Also, ich bin weit vor 1990 geboren, aber ich verteufel weder das Internet, WoW (WoW spiele ich selber seit 4 Jahren) und auch sonst kein Spiel.

So nun zum Thema. Wenn ich solche Sendungen sehe schalte ich sie ab und denke mir meinen Teil und fertig. Wenn ich wegen jeden Sch... was das TV so produziert aufregen würde bekäme ich bald einen Herzinfarkt (in meinem Alter muss man da schon auf der Hut sein). 
Ich für meinen Fall lasse mir wegen solcher Sendungen jedenfalls meinen Spass am spielen nicht vermiesen.

In diesem Sinne "Augen zu und durch"

Hellrider


----------



## Alucaard (10. Februar 2010)

Es hat jeder die Möglichkeit entweder den Fernseher oder den PC abzuschalten wenn einem das nicht gefällt was da gerade abläuft.
Das WoW wie ALLES andere auch Suchtpotenzial enthällt ist glaube ich auch dem letzten Affen im Kongo bekannt, nur die beschmeissen sich halt doch lieber mit exkrementen als diese öffentlich kundzutuen.
Was solche Äußerungen wie das müsste man verbieten oder schlimmeres angeht kann man nur sagen lest mal das Grundgesetzt durch da steht auch was von Meinungsfreiheit und auch wenn die einem manchmal sowas von gar nicht passt heisst das noch lange nicht das man das alles gleich verbieten darf.
Da kommen wir im Endeffekt wieder zum ersten geschrieben wem was nicht passt was eine Firma produziert hat als Konsument die möglichkeit das ganze relativ schnell abzusägen indem es einfach nicht gekauft wird.


----------



## Quintusrex (10. Februar 2010)

Ich verstehe garnicht, wieso sich hier einige so aufregen.

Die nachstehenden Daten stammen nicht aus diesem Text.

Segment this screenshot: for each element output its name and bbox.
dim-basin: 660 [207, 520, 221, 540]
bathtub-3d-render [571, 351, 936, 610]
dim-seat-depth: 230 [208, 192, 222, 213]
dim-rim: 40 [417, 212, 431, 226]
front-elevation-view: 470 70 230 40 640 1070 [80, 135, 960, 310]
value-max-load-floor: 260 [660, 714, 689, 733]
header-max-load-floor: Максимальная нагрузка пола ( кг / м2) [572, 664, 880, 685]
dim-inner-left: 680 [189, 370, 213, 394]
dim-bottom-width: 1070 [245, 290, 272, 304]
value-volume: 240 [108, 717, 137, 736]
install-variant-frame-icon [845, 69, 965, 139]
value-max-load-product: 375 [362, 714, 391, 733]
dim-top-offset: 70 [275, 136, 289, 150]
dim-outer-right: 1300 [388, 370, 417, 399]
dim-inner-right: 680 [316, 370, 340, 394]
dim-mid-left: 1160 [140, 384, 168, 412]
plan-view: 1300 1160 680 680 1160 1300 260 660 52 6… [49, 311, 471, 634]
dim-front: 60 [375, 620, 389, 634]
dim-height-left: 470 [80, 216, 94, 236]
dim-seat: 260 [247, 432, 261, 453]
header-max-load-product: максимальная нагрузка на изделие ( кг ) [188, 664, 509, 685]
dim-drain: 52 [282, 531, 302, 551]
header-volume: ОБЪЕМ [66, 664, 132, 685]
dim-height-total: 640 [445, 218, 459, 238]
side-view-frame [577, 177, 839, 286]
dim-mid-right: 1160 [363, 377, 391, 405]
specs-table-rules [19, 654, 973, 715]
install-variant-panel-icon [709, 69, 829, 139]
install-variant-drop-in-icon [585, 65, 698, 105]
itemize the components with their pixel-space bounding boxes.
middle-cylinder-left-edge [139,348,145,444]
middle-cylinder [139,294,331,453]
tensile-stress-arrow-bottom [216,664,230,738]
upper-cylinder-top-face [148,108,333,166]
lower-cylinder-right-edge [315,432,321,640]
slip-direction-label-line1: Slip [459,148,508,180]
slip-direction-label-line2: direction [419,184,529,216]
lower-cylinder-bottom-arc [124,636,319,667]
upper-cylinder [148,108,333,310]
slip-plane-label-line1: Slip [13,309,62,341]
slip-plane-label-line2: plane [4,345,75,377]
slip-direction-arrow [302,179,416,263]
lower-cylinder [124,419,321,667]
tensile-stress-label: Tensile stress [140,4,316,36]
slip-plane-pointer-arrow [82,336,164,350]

Ist doch mittlerweile völlig normal, dass bei einigen TV Sendern jede Woche ne andere Sau durchs Dorf getrieben wird. Wartet einfach mal 2 Monate ab, dann sind es wieder die bösen Motorradfahrer, dann kommen die Ballermann Urlauber usw. Und wenn die Quote zuweit sinkt, dann kommt wieder ne "ich mach mich hier zum Affen und halb Deutschland lacht" Talentshow. Keiner schaut es, aber alle wissen bescheid.

meine Fernbedienung hat mehrere Knöpfe und einer ist sogar zum ausschalten. Solange ich entscheiden kann, was ich mir anschaue und was nicht, ist doch alles in Butter.


----------



## Rabaz (10. Februar 2010)

Wie den meisten hier immer gleich der Draht aus der Mütze fliegt wenn irgendwo irgendjemand was gegen ihr Spielchen sagt....


----------



## Xorle (10. Februar 2010)

Jayla schrieb:


> Und wo wir dabei sind...warum wenden sich die Leute denn vom Fernsehen ab?
> 
> Gucken wir uns doch mal das SAT.1-Programm eines durchschnittlichen Tages an. 12 - 14 Uhr: Talkshows aus einer geradezu unterirdischen Qualität. 14 - 15 Uhr: Zwei bei Kallwaß. 15 - 16 Uhr Richterin Barbara Salesch, gefolgt von 16 - 17 Uhr Richter Alexander Holt.
> 
> DAS soll einen Hund hinterm Ofen hervorlocken?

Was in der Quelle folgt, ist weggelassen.